福島党首は「日本政府、特に高市総理と防衛大臣が、この攻撃を批判・非難する発言を一切出していないことに強い憤りを感じる」「高市総理はトランプ大統領をノーベル平和賞推薦者とした人物だが、トランプ大統領は平和賞に最もふさわしくない人物の一人である」と憤り、今月19日に高市首相の訪米について、「この際にイラン攻撃を肯定するようなメッセージを発することは、国際法・人道・日本の国益の観点から誤りだ」と釘を刺した。
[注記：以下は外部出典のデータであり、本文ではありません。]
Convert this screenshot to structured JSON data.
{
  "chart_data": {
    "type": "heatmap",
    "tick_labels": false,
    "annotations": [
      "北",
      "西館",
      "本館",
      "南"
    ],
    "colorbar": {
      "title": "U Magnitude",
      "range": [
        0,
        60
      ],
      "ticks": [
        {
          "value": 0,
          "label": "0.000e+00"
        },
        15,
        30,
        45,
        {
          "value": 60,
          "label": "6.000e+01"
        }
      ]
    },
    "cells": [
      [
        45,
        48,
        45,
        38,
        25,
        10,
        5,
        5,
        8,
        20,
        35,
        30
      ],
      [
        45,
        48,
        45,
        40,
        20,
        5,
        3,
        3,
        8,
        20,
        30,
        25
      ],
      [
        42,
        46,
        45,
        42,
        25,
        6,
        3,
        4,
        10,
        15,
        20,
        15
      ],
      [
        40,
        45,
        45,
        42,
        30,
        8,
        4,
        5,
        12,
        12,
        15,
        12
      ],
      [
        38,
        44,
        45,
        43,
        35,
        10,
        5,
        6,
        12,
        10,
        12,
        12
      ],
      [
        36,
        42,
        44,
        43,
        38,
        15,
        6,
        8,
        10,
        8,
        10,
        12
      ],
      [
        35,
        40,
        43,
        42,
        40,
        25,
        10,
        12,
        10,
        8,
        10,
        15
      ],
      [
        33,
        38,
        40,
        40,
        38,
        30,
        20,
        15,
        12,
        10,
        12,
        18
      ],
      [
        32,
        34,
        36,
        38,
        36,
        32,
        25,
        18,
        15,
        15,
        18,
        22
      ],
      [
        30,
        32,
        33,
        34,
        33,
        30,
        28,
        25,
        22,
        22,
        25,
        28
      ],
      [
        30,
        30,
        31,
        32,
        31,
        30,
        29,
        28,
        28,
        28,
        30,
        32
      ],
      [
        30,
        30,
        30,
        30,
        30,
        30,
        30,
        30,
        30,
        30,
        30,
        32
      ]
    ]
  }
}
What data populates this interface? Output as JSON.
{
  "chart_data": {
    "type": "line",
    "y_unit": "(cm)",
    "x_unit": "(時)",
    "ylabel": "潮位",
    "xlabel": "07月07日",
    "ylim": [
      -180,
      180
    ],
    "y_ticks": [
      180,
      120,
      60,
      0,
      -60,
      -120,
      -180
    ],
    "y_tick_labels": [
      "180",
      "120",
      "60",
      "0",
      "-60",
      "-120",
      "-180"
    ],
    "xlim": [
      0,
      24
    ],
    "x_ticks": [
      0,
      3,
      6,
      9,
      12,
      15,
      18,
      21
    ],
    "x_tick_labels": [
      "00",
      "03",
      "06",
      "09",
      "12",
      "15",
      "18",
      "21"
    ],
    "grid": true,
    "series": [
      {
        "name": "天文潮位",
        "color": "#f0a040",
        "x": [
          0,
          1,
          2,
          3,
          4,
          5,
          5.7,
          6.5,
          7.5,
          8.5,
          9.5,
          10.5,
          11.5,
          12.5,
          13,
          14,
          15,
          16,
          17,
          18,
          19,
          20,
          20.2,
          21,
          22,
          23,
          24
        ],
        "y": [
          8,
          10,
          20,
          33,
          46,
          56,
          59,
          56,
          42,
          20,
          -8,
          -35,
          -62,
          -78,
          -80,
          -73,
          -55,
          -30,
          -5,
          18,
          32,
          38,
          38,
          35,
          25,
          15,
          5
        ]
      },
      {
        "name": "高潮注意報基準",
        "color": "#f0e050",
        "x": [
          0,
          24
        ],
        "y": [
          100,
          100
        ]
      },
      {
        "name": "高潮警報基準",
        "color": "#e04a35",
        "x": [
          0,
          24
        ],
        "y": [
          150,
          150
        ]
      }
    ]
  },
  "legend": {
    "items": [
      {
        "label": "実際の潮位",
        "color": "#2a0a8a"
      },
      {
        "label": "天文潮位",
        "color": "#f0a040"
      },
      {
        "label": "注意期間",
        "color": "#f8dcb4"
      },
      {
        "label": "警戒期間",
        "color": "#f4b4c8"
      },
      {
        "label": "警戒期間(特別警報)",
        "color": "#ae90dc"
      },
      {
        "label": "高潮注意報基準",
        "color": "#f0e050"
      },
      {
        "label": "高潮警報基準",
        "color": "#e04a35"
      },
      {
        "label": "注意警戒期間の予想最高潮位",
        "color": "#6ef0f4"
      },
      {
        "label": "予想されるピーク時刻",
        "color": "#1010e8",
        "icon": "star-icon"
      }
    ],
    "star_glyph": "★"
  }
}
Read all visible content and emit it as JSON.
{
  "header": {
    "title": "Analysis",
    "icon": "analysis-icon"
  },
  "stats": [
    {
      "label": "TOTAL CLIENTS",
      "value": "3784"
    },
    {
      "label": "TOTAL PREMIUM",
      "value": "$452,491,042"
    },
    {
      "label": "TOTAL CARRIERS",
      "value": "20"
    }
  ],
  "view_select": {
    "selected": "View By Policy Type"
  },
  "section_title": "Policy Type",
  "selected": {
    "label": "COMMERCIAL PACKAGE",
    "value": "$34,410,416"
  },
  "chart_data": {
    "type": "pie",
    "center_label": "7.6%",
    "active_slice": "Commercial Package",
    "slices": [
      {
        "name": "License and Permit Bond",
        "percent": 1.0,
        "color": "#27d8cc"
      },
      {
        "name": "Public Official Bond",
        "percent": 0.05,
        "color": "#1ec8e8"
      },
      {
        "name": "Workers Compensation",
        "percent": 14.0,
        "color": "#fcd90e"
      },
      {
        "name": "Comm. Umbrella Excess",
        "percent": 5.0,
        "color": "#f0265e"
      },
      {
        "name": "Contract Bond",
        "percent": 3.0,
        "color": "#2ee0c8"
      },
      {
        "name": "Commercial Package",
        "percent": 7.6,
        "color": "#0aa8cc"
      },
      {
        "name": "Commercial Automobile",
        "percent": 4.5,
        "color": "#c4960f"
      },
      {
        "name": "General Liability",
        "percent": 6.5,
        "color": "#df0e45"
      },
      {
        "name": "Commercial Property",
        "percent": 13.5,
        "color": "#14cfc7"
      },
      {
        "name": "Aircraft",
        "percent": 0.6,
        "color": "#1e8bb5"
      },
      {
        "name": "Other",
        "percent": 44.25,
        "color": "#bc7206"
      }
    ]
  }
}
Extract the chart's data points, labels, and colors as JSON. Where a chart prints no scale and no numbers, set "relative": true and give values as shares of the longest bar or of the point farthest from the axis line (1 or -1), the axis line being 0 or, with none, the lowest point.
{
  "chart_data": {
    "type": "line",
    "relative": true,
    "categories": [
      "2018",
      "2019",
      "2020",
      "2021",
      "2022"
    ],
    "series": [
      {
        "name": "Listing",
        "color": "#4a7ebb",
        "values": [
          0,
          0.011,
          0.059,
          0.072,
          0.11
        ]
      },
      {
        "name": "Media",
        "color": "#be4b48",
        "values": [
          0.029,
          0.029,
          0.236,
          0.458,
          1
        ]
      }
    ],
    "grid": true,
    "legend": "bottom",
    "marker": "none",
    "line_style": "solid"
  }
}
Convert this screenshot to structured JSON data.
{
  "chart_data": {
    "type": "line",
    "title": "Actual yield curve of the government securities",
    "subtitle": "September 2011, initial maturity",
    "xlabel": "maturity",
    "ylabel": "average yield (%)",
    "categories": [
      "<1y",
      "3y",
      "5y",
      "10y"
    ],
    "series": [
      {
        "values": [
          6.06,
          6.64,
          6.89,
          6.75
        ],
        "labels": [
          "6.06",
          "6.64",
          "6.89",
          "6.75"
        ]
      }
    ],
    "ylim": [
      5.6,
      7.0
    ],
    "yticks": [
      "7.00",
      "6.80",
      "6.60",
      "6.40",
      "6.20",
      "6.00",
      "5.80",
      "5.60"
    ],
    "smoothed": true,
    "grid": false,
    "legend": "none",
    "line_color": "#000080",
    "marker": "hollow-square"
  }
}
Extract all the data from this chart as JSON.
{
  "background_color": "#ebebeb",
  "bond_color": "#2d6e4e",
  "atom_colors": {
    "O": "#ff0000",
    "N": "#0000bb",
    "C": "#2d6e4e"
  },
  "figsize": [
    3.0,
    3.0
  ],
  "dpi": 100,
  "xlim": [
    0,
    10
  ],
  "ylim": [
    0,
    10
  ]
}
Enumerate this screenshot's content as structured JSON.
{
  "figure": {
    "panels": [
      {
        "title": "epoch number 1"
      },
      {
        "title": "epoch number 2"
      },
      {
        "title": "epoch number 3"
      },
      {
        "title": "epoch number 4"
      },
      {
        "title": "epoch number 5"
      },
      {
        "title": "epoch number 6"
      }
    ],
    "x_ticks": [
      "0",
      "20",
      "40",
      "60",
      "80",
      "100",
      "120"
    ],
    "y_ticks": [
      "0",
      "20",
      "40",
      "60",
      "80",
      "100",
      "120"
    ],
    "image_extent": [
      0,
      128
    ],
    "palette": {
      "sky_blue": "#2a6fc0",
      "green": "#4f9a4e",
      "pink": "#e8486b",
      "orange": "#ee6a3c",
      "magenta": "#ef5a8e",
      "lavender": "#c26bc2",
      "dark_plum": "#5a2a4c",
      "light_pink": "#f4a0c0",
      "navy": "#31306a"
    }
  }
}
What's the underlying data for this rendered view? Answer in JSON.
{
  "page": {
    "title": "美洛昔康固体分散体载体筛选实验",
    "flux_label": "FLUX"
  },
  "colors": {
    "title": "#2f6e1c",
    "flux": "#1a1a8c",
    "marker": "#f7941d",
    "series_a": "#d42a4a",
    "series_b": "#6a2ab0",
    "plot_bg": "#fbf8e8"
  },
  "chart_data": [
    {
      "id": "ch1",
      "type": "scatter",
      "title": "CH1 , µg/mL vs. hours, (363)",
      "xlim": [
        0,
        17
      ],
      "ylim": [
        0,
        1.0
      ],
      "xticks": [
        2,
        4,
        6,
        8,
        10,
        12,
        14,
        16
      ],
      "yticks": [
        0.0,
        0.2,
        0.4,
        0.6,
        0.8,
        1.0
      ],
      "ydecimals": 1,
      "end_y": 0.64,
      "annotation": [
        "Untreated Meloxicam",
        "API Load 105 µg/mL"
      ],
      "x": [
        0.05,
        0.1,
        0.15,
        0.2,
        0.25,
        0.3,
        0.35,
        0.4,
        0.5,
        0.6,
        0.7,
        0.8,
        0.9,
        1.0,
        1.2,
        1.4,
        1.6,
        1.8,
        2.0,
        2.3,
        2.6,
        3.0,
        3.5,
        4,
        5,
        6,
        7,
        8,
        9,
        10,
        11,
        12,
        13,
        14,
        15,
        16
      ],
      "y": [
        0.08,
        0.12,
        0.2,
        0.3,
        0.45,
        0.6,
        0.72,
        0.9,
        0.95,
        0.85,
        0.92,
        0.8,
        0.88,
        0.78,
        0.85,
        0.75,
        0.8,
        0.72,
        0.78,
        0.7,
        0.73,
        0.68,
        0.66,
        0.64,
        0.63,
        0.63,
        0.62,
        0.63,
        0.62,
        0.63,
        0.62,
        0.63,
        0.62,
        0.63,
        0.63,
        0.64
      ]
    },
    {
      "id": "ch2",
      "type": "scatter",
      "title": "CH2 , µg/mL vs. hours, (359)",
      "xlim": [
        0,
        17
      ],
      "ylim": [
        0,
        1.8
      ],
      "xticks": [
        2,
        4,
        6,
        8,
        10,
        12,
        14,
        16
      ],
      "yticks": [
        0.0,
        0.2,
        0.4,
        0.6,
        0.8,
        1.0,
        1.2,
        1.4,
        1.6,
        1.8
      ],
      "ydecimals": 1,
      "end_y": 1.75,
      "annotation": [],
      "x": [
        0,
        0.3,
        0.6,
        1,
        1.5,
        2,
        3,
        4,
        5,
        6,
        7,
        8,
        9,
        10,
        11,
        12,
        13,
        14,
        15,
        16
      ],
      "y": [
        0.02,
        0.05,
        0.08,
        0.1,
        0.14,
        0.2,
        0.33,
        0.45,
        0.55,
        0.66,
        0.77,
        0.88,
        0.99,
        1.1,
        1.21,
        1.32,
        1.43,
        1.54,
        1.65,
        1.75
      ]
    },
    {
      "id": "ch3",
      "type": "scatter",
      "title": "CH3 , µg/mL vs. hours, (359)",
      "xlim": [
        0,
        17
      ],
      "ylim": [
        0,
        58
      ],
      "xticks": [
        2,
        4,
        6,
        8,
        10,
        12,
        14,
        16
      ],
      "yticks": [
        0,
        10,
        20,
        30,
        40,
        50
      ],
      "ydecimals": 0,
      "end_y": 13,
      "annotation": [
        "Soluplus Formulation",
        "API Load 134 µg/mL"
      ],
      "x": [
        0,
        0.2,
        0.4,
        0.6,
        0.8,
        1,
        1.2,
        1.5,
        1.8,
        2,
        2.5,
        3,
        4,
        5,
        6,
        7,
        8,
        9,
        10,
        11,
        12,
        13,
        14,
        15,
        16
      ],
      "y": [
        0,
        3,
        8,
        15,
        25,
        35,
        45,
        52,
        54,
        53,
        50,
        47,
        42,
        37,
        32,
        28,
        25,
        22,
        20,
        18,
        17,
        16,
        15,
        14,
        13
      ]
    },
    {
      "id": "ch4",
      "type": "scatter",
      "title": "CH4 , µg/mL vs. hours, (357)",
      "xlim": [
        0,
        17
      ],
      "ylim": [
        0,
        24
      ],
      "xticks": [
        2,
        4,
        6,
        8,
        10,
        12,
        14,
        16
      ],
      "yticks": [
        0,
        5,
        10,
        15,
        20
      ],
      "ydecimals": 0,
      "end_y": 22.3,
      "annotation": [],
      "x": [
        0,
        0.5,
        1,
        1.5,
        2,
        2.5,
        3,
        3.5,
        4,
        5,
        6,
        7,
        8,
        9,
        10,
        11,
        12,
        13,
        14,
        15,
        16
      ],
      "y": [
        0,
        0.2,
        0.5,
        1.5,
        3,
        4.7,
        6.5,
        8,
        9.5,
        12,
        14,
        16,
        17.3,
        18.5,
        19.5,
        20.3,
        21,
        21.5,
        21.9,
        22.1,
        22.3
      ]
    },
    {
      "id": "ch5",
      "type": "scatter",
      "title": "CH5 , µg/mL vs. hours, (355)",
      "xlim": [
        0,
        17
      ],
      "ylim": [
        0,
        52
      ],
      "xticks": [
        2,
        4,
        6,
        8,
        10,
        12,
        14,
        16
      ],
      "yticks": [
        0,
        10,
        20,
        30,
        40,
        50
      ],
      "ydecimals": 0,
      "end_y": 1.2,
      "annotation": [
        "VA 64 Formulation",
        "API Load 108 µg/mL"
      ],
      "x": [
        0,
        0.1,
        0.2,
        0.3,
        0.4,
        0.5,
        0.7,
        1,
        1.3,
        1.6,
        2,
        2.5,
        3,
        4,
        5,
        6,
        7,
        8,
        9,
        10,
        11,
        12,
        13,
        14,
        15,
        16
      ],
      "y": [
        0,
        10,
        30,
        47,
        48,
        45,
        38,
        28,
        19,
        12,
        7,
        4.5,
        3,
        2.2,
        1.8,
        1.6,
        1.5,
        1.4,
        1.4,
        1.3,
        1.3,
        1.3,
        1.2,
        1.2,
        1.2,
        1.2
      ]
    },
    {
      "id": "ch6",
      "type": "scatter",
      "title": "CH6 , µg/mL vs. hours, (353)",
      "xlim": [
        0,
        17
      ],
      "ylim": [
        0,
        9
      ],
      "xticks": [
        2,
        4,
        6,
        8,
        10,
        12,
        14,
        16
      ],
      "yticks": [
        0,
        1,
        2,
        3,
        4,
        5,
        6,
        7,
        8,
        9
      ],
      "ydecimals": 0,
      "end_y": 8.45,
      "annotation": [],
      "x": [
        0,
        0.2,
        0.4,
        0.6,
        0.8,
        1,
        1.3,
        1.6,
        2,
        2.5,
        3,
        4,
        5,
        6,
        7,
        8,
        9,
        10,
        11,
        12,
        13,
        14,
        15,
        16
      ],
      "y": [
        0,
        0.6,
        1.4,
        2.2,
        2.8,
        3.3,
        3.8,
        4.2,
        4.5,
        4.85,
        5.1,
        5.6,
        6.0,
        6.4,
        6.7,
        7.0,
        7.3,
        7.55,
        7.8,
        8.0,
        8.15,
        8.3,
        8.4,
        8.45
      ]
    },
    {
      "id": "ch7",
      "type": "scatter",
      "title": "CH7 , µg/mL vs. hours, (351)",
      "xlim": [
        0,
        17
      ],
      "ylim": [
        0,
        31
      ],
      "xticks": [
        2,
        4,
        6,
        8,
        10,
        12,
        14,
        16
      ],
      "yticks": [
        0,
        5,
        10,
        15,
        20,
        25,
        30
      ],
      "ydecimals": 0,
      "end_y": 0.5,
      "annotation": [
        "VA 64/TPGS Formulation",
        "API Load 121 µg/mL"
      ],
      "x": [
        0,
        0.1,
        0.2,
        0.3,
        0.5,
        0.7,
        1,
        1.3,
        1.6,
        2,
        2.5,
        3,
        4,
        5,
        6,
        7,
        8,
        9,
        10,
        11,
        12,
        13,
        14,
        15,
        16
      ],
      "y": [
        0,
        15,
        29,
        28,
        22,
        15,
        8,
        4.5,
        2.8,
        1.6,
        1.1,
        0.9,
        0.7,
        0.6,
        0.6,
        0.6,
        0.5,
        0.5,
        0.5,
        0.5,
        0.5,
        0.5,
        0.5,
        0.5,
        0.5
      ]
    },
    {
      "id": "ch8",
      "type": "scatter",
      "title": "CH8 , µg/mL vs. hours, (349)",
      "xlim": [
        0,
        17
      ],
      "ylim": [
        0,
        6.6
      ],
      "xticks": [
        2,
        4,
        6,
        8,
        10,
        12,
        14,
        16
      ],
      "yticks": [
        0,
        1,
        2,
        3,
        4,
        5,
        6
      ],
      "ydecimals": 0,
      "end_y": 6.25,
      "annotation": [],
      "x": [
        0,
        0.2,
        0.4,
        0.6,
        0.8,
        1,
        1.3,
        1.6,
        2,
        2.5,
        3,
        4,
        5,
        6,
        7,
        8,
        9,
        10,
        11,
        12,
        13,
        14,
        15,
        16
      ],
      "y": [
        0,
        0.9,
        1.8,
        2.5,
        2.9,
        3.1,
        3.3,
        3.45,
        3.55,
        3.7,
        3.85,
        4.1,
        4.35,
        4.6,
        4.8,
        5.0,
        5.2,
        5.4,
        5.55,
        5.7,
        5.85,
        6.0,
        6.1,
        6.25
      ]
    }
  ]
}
安保法(戦争法)との関係で福島党首は、当時、『存立危機事態』の例としてホルムズ海峡の機雷封鎖が挙げられていたことに触れ、「今回のイラン攻撃は、政府が存立危機事態を勝手に認定すれば自衛隊が参戦可能になる危険性を如実に示している。安保関連法・集団的自衛権行使は極めて危険であり、日本が攻められていないのに参戦する機会を増やす」として、改めてその危険性を指摘した。
高市首相が強引に年度内の予算審議を終えようとしていることについて福島党首は「質疑時間はわずか58時間、総理答弁も半分程度に削減。122兆円規模の最大予算を審議するには不十分だ」と批判。「暫定予算を組めばよい。本予算の十分審議を確保すべき」と述べた。